While there is some good proof that the first inhabitant of Korčula were in fact Stone Age people, we will skip “a few years” and go to the times of ancient Greece who’s people founded the first settlement on the island. Because of its dense pine wood the Greeks named their first settlement on the island “Korkyra Melania” (Black Korčula).
From these old days only one important document remains – a stone tablet called “the psephism from Lumbarda”. Written in ancient Greek this is the oldest written document in Croatia’s history and you see it for yourself if you visit Korčula town’s museum.
After the Greeks, Korčula came under the rule of Romans and later the Venetian Empire! Venetians arrived in Korčula in the 10th century and their rule continued during the next 800 years. During this time, in the year 1252 the legendary world traveler Marco Polo was allegedly born on the island! While there is no definitive proof of this, there is some historical evidence (although very vague) that supports this claim.
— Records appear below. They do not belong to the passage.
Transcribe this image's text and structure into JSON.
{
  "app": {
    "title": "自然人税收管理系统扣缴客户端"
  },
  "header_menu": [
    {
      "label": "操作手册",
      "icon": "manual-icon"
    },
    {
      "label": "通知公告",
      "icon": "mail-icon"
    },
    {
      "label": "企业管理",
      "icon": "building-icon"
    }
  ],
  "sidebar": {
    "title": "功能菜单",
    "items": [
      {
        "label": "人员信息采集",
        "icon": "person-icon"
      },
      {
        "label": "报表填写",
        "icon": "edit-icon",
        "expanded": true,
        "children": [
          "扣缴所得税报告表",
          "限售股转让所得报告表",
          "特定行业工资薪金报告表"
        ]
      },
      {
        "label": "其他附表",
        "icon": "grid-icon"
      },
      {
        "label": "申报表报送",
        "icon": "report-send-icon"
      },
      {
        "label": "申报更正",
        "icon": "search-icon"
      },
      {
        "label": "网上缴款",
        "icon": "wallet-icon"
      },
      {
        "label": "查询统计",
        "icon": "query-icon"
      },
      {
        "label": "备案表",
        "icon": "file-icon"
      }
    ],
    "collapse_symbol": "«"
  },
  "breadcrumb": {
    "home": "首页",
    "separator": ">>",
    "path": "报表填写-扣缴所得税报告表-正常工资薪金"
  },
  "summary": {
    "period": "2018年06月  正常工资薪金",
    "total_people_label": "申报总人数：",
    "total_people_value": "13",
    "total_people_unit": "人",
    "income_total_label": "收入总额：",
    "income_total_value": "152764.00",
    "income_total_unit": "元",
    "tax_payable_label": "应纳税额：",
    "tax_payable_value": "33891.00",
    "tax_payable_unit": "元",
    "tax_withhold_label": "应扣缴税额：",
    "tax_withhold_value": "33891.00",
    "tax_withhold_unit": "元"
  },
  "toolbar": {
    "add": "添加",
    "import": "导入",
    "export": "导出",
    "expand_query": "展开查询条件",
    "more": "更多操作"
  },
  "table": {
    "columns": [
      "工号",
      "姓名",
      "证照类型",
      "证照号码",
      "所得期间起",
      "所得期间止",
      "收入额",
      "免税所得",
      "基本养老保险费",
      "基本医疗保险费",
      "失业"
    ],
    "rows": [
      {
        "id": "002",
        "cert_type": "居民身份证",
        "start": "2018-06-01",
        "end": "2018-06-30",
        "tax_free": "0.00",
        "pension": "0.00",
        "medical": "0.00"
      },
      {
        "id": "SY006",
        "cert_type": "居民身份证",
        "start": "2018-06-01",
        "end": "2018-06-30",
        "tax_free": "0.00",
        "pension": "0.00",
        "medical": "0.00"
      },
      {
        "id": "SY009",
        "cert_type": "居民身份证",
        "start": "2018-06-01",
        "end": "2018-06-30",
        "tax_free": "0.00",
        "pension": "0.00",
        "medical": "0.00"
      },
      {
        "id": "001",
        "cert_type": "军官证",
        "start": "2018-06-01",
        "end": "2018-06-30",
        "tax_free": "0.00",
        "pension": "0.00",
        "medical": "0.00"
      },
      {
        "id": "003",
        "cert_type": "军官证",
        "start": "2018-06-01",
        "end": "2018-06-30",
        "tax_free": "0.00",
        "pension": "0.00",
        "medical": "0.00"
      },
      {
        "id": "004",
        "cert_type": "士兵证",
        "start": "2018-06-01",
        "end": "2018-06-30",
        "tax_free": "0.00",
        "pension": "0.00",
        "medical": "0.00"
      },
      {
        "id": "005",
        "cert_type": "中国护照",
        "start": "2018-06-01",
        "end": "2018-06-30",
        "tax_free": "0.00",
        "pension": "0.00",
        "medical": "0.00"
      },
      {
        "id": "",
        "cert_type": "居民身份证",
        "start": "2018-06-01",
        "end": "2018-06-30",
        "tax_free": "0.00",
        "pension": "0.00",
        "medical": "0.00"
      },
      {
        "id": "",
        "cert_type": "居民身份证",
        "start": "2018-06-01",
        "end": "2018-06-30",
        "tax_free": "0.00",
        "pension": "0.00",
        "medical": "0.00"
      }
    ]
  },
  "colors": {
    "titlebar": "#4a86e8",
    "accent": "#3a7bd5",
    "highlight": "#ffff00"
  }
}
The Venetian influence is clearly seen by Korčula’s architecture style, people’s lifestyle and culture in various ways and forms.
After the fall of the Venetian state in 1797, Korčula became a part of the Austrian empire and later came under the rule of France and Britain.
During World War II, the island fell to the Italians once more (in 1941), before the Germans occupied it in December of 1943. The town of Korčula was severely bombed by the Allies. The bombings destroyed most of the town’s buildings of significance.
The development of the tourism industry in the 20th century turned this island of shipyards and fishermen into a Mediterranean oasis of hotels, marinas and restaurants. Today, this small island near Dubrovnik is becoming a very desirable tourist destination for visitors from all corners of the world.